What could happen that would invalidate this narrative?
  • Despite current geopolitical headwinds and weak order intake, Dürr's management reiterated that the long-term trend in e-mobility is intact, and customers remain convinced of its huge potential-meaning a return to higher CapEx and demand could materially boost future revenues and order books.
  • The company's automation and Medtech automation businesses are demonstrating resilience, with the Medtech segment enjoying strong order intake and recognized as a high-growth area, which could support both revenue growth and improved net margins over time.
  • Structural cost savings from administrative streamlining, a leaner organization, and significant fixed cost reductions (such as €50 million annually by 2027) are expected to make Dürr more resilient and improve EBIT margins and overall earnings quality even at lower revenue levels.
  • Management highlighted that most delayed projects were postponed rather than cancelled, implying that pent-up demand could drive a significant rebound in future order intake, supporting a cyclical upswing in sales and order flow.
  • Dürr is executing on a focused strategy-transforming into a sustainable automation leader with a simplified division structure, increased agility, and more entrepreneurial divisional management-positioning the company to benefit disproportionately from a recovery in its core markets and enhancing returns on capital employed, net income, and EBITDA.

Valuation

How have all the factors above been brought together to estimate a fair value?

  • The assumed bearish price target for Dürr is €22.5, which represents the lowest price target estimate amongst analysts. This valuation is based on what can be assumed as the expectations of Dürr's future earnings growth, profit margins and other risk factors from analysts on the more bearish end of the spectrum.
  • However, there is a degree of disagreement amongst analysts, with the most bullish reporting a price target of €41.0, and the most bearish reporting a price target of just €22.5.
  • In order for you to agree with the bearish analysts, you'd need to believe that by 2028, revenues will be €4.5 billion, earnings will come to €204.0 million, and it would be trading on a PE ratio of 9.5x, assuming you use a discount rate of 7.6%.
  • Given the current share price of €23.6, the bearish analyst price target of €22.5 is 4.9% lower. The relatively low difference between the current share price and the analyst bearish price target indicates that they believe on average, the company is fairly priced.
  • We always encourage you to reach your own conclusions though. So sense check these analyst numbers against your own assumptions and expectations based on your understanding of the business and what you believe is probable.

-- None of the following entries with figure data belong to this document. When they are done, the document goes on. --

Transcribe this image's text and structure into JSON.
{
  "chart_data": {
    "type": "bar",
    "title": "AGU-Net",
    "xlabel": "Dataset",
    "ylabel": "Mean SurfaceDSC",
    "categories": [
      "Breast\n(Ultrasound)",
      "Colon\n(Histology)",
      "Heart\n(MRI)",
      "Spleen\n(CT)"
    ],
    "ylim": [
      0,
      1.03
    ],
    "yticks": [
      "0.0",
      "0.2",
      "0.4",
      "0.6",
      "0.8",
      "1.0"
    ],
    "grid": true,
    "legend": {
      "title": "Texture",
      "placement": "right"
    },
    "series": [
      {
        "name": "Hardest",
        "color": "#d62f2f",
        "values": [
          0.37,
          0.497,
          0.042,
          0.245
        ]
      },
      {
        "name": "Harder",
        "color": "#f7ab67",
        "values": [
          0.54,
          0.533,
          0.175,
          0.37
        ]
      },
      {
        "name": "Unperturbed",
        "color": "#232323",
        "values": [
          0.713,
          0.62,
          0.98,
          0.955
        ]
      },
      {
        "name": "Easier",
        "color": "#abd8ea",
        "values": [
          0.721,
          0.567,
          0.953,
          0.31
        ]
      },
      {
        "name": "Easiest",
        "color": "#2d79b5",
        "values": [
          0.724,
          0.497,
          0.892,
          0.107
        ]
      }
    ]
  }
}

How well do narratives help inform your perspective?

Disclaimer

AnalystLowTarget is a tool utilizing a Large Language Model (LLM) that ingests data on consensus price targets, forecasted revenue and earnings figures, as well as the transcripts of earnings calls to produce qualitative analysis. The narratives produced by AnalystLowTarget are general in nature and are based solely on analyst data and publicly-available material published by the respective companies. These scenarios are not indicative of the company's future performance and are exploratory in nature. Simply Wall St has no position in the company(s) mentioned. Simply Wall St may provide the securities issuer or related entities with website advertising services for a fee, on an arm's length basis. These relationships have no impact on the way we conduct our business, the content we host, or how our content is served to users. The price targets and estimates used are consensus data, and do not constitute a recommendation to buy or sell any stock, and they do not take account of your objectives, or your financial situation. Note that AnalystLowTarget's analysis may not factor in the latest price-sensitive company announcements or qualitative material.